Document Type

Article

Publication

Colorado Journal of International Environmental Law and Policy

Year

2005

Abstract

In this article, Dean Getches examines the nature of international law as it relates to indigenous water rights and evaluates the kinds of claims that native peoples might assert when they are deprived of access to water. Around the world, indigenous peoples have experienced depletion or pollution of their traditional water sources caused by the uses made by dominant, non-native societies. As a result, native peoples' ability to perform water-dependent vocations like farming and fishing, and to perpetuate cultures and spiritual practices requiring water is limited.
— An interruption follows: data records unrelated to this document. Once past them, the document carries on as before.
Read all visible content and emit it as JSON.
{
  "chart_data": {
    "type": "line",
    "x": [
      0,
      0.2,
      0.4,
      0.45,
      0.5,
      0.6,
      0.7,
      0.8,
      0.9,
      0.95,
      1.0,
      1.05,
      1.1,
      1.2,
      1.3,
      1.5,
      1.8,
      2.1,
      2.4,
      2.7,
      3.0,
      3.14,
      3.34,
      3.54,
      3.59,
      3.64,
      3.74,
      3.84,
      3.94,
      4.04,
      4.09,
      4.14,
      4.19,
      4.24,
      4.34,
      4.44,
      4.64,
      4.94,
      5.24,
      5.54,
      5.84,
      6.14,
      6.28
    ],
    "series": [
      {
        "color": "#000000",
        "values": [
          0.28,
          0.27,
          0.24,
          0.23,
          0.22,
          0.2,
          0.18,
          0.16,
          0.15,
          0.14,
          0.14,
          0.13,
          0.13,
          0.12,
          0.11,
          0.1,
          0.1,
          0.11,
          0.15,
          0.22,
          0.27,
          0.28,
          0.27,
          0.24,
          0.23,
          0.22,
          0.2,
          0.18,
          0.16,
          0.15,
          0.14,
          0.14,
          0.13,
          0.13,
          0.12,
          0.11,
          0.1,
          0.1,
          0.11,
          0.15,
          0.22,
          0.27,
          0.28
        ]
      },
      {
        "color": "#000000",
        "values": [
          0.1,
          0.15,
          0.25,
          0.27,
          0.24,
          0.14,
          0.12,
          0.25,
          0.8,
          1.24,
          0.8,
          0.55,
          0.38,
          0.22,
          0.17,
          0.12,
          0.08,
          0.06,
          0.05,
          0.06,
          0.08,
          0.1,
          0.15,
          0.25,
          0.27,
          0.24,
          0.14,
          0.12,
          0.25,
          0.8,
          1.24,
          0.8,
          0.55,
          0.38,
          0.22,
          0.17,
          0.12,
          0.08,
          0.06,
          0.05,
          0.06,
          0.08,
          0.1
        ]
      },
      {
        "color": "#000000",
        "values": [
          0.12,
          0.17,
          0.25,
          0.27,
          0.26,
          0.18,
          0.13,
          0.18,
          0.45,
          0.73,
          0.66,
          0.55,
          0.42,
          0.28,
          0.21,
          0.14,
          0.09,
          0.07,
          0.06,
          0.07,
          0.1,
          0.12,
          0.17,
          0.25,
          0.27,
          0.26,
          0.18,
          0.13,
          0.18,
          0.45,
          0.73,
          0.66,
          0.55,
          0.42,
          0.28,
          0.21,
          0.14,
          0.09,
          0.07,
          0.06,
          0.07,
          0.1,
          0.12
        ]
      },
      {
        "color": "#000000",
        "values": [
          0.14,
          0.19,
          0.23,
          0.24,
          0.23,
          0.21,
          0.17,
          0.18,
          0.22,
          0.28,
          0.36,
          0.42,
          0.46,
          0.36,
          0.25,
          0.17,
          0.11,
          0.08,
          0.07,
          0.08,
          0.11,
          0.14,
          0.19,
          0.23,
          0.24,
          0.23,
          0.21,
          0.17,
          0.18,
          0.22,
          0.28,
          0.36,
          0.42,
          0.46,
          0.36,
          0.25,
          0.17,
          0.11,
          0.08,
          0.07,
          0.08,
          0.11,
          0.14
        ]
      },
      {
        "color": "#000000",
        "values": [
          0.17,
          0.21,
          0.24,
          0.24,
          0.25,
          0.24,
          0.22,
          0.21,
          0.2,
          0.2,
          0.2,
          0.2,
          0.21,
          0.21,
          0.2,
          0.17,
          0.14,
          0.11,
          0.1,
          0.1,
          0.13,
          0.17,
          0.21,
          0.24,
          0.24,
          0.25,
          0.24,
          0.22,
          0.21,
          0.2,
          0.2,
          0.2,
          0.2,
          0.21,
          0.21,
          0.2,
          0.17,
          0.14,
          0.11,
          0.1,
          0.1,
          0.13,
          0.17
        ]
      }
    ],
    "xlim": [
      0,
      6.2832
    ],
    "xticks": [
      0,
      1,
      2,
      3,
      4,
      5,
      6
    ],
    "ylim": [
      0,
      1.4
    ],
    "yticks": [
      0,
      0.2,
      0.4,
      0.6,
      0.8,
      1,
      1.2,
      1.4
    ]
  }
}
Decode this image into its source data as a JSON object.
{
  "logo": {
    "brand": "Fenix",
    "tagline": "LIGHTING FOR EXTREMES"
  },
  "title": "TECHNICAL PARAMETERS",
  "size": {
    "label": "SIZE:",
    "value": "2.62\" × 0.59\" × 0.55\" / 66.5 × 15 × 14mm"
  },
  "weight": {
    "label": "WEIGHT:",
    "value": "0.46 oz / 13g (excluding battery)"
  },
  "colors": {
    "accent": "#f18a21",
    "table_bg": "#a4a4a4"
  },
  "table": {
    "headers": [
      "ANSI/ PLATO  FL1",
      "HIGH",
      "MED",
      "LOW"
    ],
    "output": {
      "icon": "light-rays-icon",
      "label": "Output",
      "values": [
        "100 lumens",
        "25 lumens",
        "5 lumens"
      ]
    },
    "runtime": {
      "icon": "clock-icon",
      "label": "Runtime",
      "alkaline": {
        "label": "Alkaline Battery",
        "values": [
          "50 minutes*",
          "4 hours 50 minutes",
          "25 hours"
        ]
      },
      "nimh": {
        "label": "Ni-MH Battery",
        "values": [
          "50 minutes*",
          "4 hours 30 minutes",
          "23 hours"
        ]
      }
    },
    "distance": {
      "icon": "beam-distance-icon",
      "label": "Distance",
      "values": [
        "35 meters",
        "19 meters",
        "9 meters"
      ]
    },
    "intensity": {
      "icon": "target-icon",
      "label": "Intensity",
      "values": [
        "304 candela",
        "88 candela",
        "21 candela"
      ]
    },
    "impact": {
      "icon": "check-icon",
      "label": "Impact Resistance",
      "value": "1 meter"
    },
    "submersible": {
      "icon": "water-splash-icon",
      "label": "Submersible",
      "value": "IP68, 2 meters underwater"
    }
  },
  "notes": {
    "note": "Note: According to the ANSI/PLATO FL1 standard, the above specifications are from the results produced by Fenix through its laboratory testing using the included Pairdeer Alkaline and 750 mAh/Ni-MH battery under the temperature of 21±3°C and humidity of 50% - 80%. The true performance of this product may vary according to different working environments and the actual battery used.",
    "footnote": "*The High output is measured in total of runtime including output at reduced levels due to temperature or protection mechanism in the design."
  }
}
While a few countries recognize water rights of indigenous peoples in their domestic laws, the author focuses on the potential for asserting claims under international law, the primary source of protection where domestic law is lacking or non-existent. In a thorough assessment of the sources of law and types of water rights claims that can be made under international law, the author identifies six types of rights that exemplify ways in which claims can be framed and the various international law instruments and norms that can serve as the basis for those claims. However, because these claims are large and complex in nature, the assistance of lawyers and experts in international law is vital to efforts to advance the development of international law as an instrument for protecting indigenous water rights.

Comments

"This article was written with the support of and as a contribution to the international Water Law and Indigenous Rights project (WALIR). It is based on an article originally published online at http://www.eclac.cl/dmi/proyectos/walir/whatis.asp. WALIR is an academic and action-based program that reviews the extent to which national laws recognize indigenous and customary water management rules and rights. The project is coordinated by Wageningen University and the United Nations Economic Commission for Latin America and the Caribbean, and it is implemented in co-operation with counterpart institutions in Bolivia, Chile, Ecuador, Peru, Mexico, France, the Netherlands, and the United States."